As her strength recovered, she took the opportunity to make an inventory of her equipment. The strap of her tricorder had broken shortly after her first run-in with submerged rocks in the rapids. Her fingers found only an empty loop of fabric where her communicator should have been. Only her small hand phaser was still securely in place. Figures, she thought. My least favorite piece of equipment is the only one I’ve got left.
Rolling onto her back at the thirty-five-minute mark, she started to wonder if she might be recovered enough to make an attempt for land. Then she heard the soft wash of white noise getting louder ahead of her. Twisting herself to face forward, she saw light low on the horizon and realized that the landscape was beginning another steep decline. She was drifting toward another run of rapids, and there would be no time to reach land.
The water around Theriault became turbulent, and where the river narrowed it churned itself white with violence and swallowed her whole. Adrenaline coursed through her body as she kicked and flailed against the water, unable to find air, unable to see, hearing nothing but the roar of water crashing over rocks and against itself.
Then she ricocheted off one enormous rock, caromed off another, scraped roughly along the bottom, and broke free for a fleeting moment. She had just long enough to pull one desperate breath of air and realize that the river was racing down a steep gradient and disappearing into a broad, cavelike opening in the side of a hill.
Panic fueled her frantic attempts to defy the current and strike out for the riverbank, which was dozens of meters out of reach. A dip of the riverbed dunked her underwater, and her head struck a rock as she was towed past. Dazed and blinking painful colors from her vision, she suddenly found herself in the dark. The river had gone underground and taken her with it.
No more points of reference, no more parallax along the riverbank to gauge her motion. Pure blackness engulfed her, frigid, merciless, and endless. Inside the subterranean channel the roar of the water echoed back upon itself, a deafening wash of noise so mighty that she no longer heard her own frightened splutters and gasps.
She kicked downward, hoping to hit a shallow patch or a sandbar, anything that might let her stop her inexorable forward motion, but the river hurtled through the stygian depths, its embrace deep and cold. Keeping track of time was a lost cause now. There was only fear and darkness. Then, as she bobbed upward for air, her head collided with the rocky roof of the cavern. Reaching up, she felt it close above her, slick with slime. The river’s passage through the underdark was running out of breathing room.

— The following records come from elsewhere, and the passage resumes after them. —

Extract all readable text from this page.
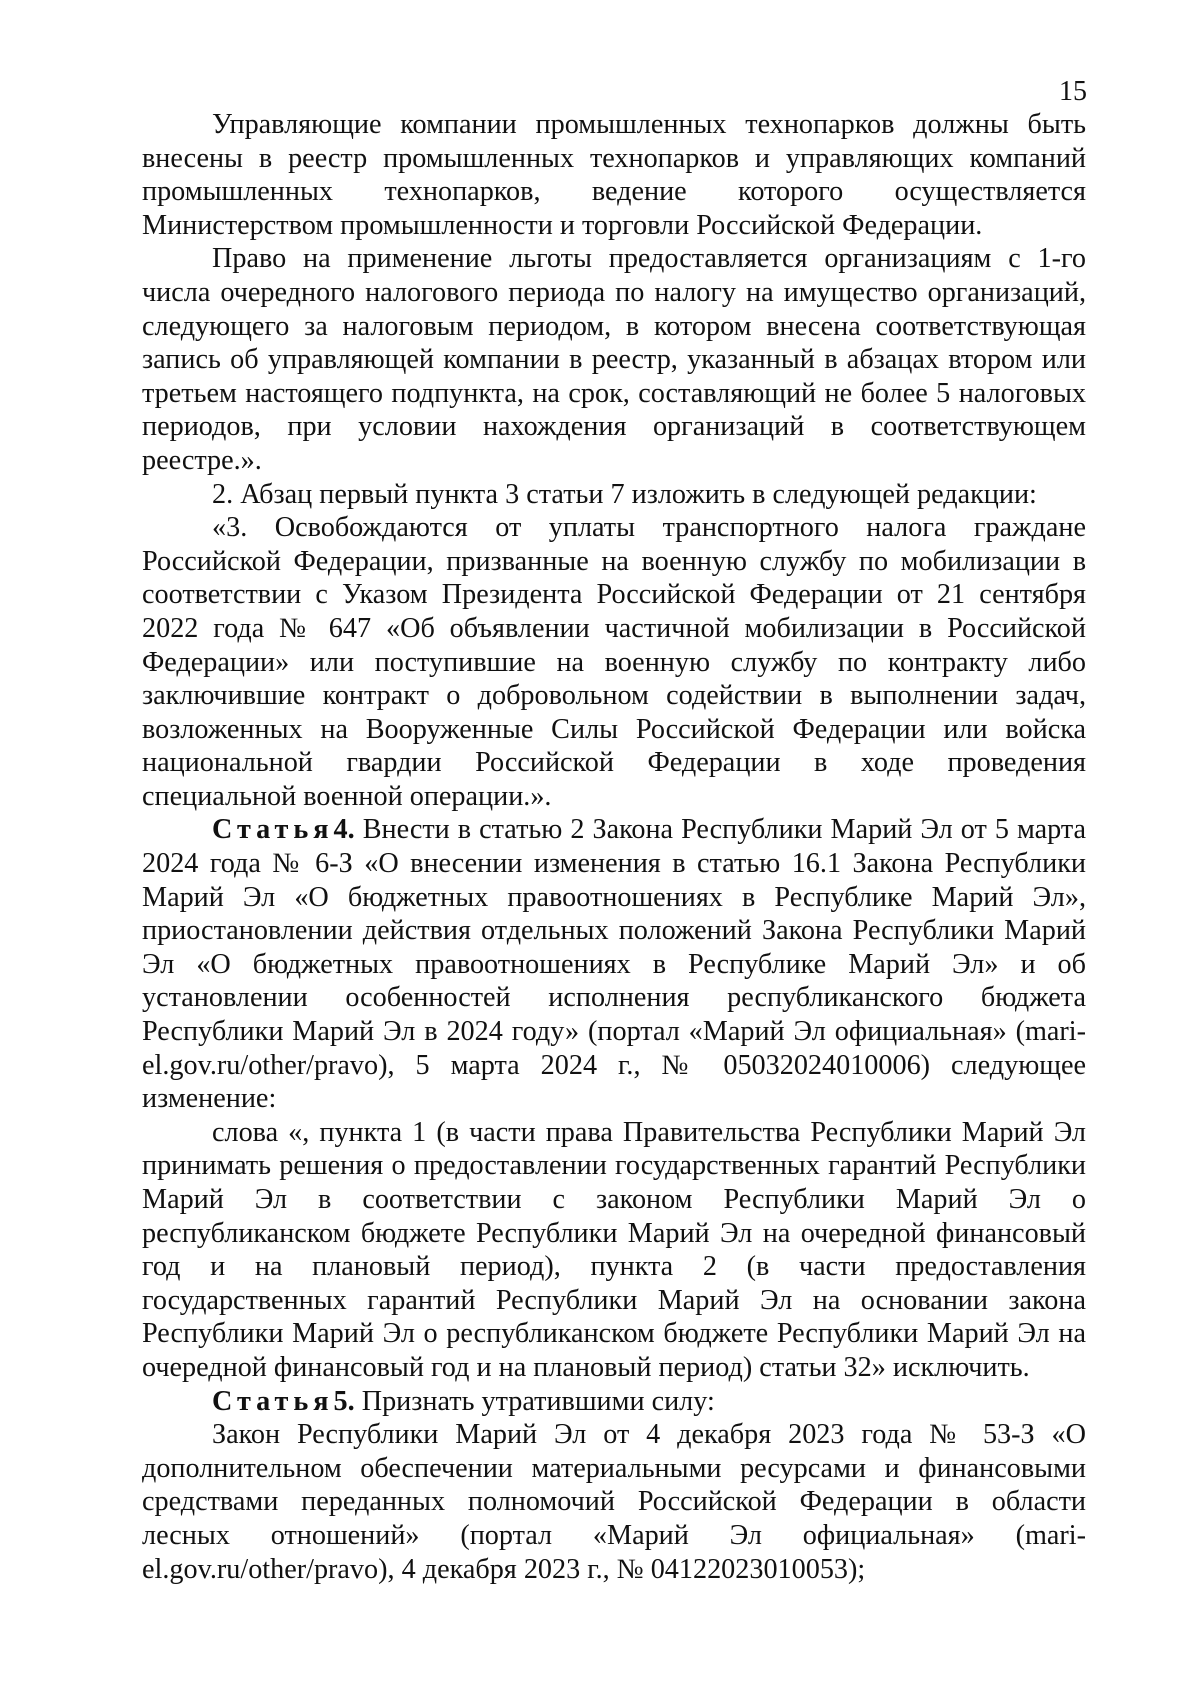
15

Управляющие компании промышленных технопарков должны быть внесены в реестр промышленных технопарков и управляющих компаний промышленных технопарков, ведение которого осуществляется Министерством промышленности и торговли Российской Федерации.

Право на применение льготы предоставляется организациям с 1-го числа очередного налогового периода по налогу на имущество организаций, следующего за налоговым периодом, в котором внесена соответствующая запись об управляющей компании в реестр, указанный в абзацах втором или третьем настоящего подпункта, на срок, составляющий не более 5 налоговых периодов, при условии нахождения организаций в соответствующем реестре.».

2. Абзац первый пункта 3 статьи 7 изложить в следующей редакции:

«3. Освобождаются от уплаты транспортного налога граждане Российской Федерации, призванные на военную службу по мобилизации в соответствии с Указом Президента Российской Федерации от 21 сентября 2022 года № 647 «Об объявлении частичной мобилизации в Российской Федерации» или поступившие на военную службу по контракту либо заключившие контракт о добровольном содействии в выполнении задач, возложенных на Вооруженные Силы Российской Федерации или войска национальной гвардии Российской Федерации в ходе проведения специальной военной операции.».

Статья4. Внести в статью 2 Закона Республики Марий Эл от 5 марта 2024 года № 6-З «О внесении изменения в статью 16.1 Закона Республики Марий Эл «О бюджетных правоотношениях в Республике Марий Эл», приостановлении действия отдельных положений Закона Республики Марий Эл «О бюджетных правоотношениях в Республике Марий Эл» и об установлении особенностей исполнения республиканского бюджета Республики Марий Эл в 2024 году» (портал «Марий Эл официальная» (mari-el.gov.ru/other/pravo), 5 марта 2024 г., № 05032024010006) следующее изменение:

слова «, пункта 1 (в части права Правительства Республики Марий Эл принимать решения о предоставлении государственных гарантий Республики Марий Эл в соответствии с законом Республики Марий Эл о республиканском бюджете Республики Марий Эл на очередной финансовый год и на плановый период), пункта 2 (в части предоставления государственных гарантий Республики Марий Эл на основании закона Республики Марий Эл о республиканском бюджете Республики Марий Эл на очередной финансовый год и на плановый период) статьи 32» исключить.

Статья5. Признать утратившими силу:

Закон Республики Марий Эл от 4 декабря 2023 года № 53-З «О дополнительном обеспечении материальными ресурсами и финансовыми средствами переданных полномочий Российской Федерации в области лесных отношений» (портал «Марий Эл официальная» (mari-el.gov.ru/other/pravo), 4 декабря 2023 г., № 04122023010053);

There was no way to hang on to anything. Every surface she grasped was coated in the same slippery mess, and the roof grew closer by the minute. Theriault kicked as hard as she could to keep her mouth and nose above the water, but the tunnel dipped and curved without warning in the blackness, and she had to cough out one mouthful of water after another. With the space above her narrowing to a sliver, she sucked in one full chest of air, then submerged and let the current carry her away.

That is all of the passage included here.